The Cryogenic Phase :
The Sink: Products enter a specialized zone stabilized at -35°C to -40°C.
Three-Stage Cooling: The poultry passes through pre-cooling, transition freezing, and core hardening stages within 20–30 minutes.
Airflow Dynamics: Turbulent cold air rapidly lowers the core temperature, locking in nutrients.
Stabilization & Storage: Post-freeze, the chicken is vacuum-sealed to prevent freezer burn and stored at -18°C for distribution.
3. Core Technical Advantages
Nutrient Retention: Ultra-fast freezing minimizes moisture migration (drip loss), maintaining the protein's biological value.
Thermal Uniformity: High-pressure fans ensure the temperature gradient between the surface and core is neutralized rapidly.

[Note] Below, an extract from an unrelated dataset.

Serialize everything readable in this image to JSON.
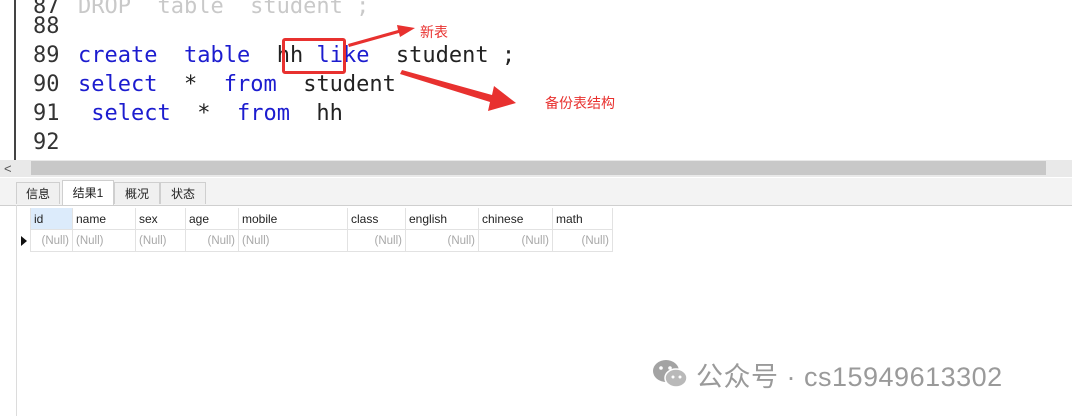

Operational Sustainability: Advanced PIR insulation and VFD-controlled motors reduce the carbon footprint per ton of processed poultry.
4. Critical Factor: Tray Selection & Metallurgy
Thermal Conductivity: Metal trays (Aluminum/SUS304) act as heat sinks, accelerating the transfer of thermal energy compared to plastic alternatives.
Cryogenic Resilience: Materials like HDPE or PP are selected for their impact resistance at sub-zero temperatures, preventing structural fatigue.
System Load Optimization: Lightweight alloy trays reduce the mechanical torque required from the conveyor motor, lowering electricity overhead.
Sanitary Compliance: Electropolished surfaces inhibit bacterial adhesion and streamline the CIP (Clean-in-Place) process.
5. Variables Influencing Freezing Efficiency
Aerodynamics: The velocity of the air determines the "boundary layer" thickness; higher speeds lead to faster freezing.
Geometric Uniformity: Standardizing the cut size reduces variations in the freezing cycle.
Enthalpy Management: Pre-cooling raw chicken significantly reduces the total refrigeration load within the tunnel.
Loading Density: Overcrowding creates thermal insulation, extending the required dwell time.
Conveyor Velocity: Precisely calibrated to match the product's thickness for 100% core hardening.
Vapor Management: Balanced humidity prevents product dehydration while avoiding evaporator frosting.
6. The Impact of Product Thickness
Heat conduction is inversely proportional to the square of the product's thickness. Thicker chicken breasts require exponentially more time for internal heat to escape.
Conduction Path: Greater thickness increases the resistance to thermal migration from the center to the surface.
The "Zone of Maximum Crystallization": Thick sections linger longer in the critical temperature zone where large, damaging ice crystals form.
Quality Consistency: To mitigate uneven freezing, we recommend staged slicing or utilizing a specialized impingement tunnel freezer for thicker cuts to ensure the center reaches -18°C without over-freezing the exterior.